What are all the daily little beginnings and endings we experience and what does being more aware of them mean for how we approach what really matters?
When you think of endings what comes to mind?
For me the first thought is that they’re never easy. Then I think of movies or books and the literal ending, often the climax of the whole story, of endings as a culmination. Then I think of those endings you didn’t want: holidays, relationships, friendships, specific moments, periods of time in life.
Then of course there are endings we may want: endings to a difficult period, which could be a vast array of things from ill health to a challenging piece of work to a run.
Sometimes the sense of how good this could feel at the end, having done it, is the thing that most motivates us.
So endings can be difficult and heavy and final and also freeing.
A lot has already been said and written and discussed about the importance of endings and finality for things to have meaning. However, what about all of the smaller endings that happen all of the time that we take for granted.
This blog already has 9 sentences, that’s 9 endings (and probably could have more based on a personal tendency for long sentences).
Consider your day yesterday or up to this point. How many endings have there been?
Up to the point of writing this I can notice an end to sleep, to a meeting, to several walks, two meals, two coffees, many sips of water, many words written, emails sent, pages read, hours of wakefulness, breathes taken: inhales and exhales.
It feels really obvious to note that there are innumerable moments ending, all the time, so many, every second that it would probably be impossible to keep count.

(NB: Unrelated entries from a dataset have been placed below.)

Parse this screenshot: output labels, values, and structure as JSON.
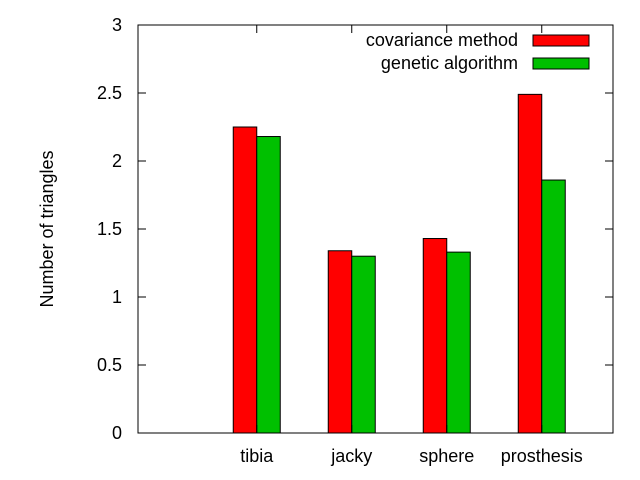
{
  "chart_data": {
    "type": "bar",
    "title": "",
    "xlabel": "",
    "ylabel": "Number of triangles",
    "ylim": [
      0,
      3
    ],
    "yticks": [
      "0",
      "0.5",
      "1",
      "1.5",
      "2",
      "2.5",
      "3"
    ],
    "categories": [
      "tibia",
      "jacky",
      "sphere",
      "prosthesis"
    ],
    "series": [
      {
        "name": "covariance method",
        "color": "#ff0000",
        "values": [
          2.25,
          1.34,
          1.43,
          2.49
        ]
      },
      {
        "name": "genetic algorithm",
        "color": "#00c000",
        "values": [
          2.18,
          1.3,
          1.33,
          1.86
        ]
      }
    ],
    "legend_position": "top-right",
    "grid": false
  }
}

Knowing this, that there are endings everywhere all of the time, what, if anything is different?
Perhaps the common statement that ‘I’m not good at endings’ isn’t specific enough. And this feels more important than semantics and being nit-picky.
What is a truer reflection of our relationship to endings?
What endings are harder than others?
What endings do we take for granted?
What would it be like to be more aware of those endings?
How do we even know when something has really ended?
And we’ve not even started to think about what all these endings may say about beginnings…
If we know that unconsciously we’re ending lots of things all of the time, then we’re also beginning lots of things too, otherwise they cannot end.
Revisiting that list of things that have ended up to the point of writing, that list also means that I started sleep, I begun several walks, I made two meals, two coffees, begun several sips of water, started emails, notes, words, and reading.
Another thing that people often talk about is: ‘I’m struggling to start or can’t start.’
Again, (and again this may be obvious), but what is important is the specificity. We actually are so good at starting and ending things we don’t even realise!
Perhaps the question is how conscious are we of what we start and end and how we want to approach both those processes?
What would it take for us to more easily start and end the things that actually feel much harder?
Of course, when it comes to endings they cannot always be controlled (neither can the beginnings they spawn), however we can control how we choose to respond to them.
How we respond to those bigger beginnings and endings perhaps feels so difficult because unlike my list of little beginnings and endings, those big beginnings and endings in life probably add up to our fingers and toes.
So how can we create more beginnings and endings, or the responses to them that we want through our approach to all the daily beginnings and endings?
What would come from being more aware of all the beginnings and endings within each day, or hour?
If we were more aware of beginnings and endings, of both their magnitude to us and our far greater familiarity with them than we may imagine, how would we approach our lives, our work, our relationships?
As this post ends, what could be beginning because of it, and what is really ending?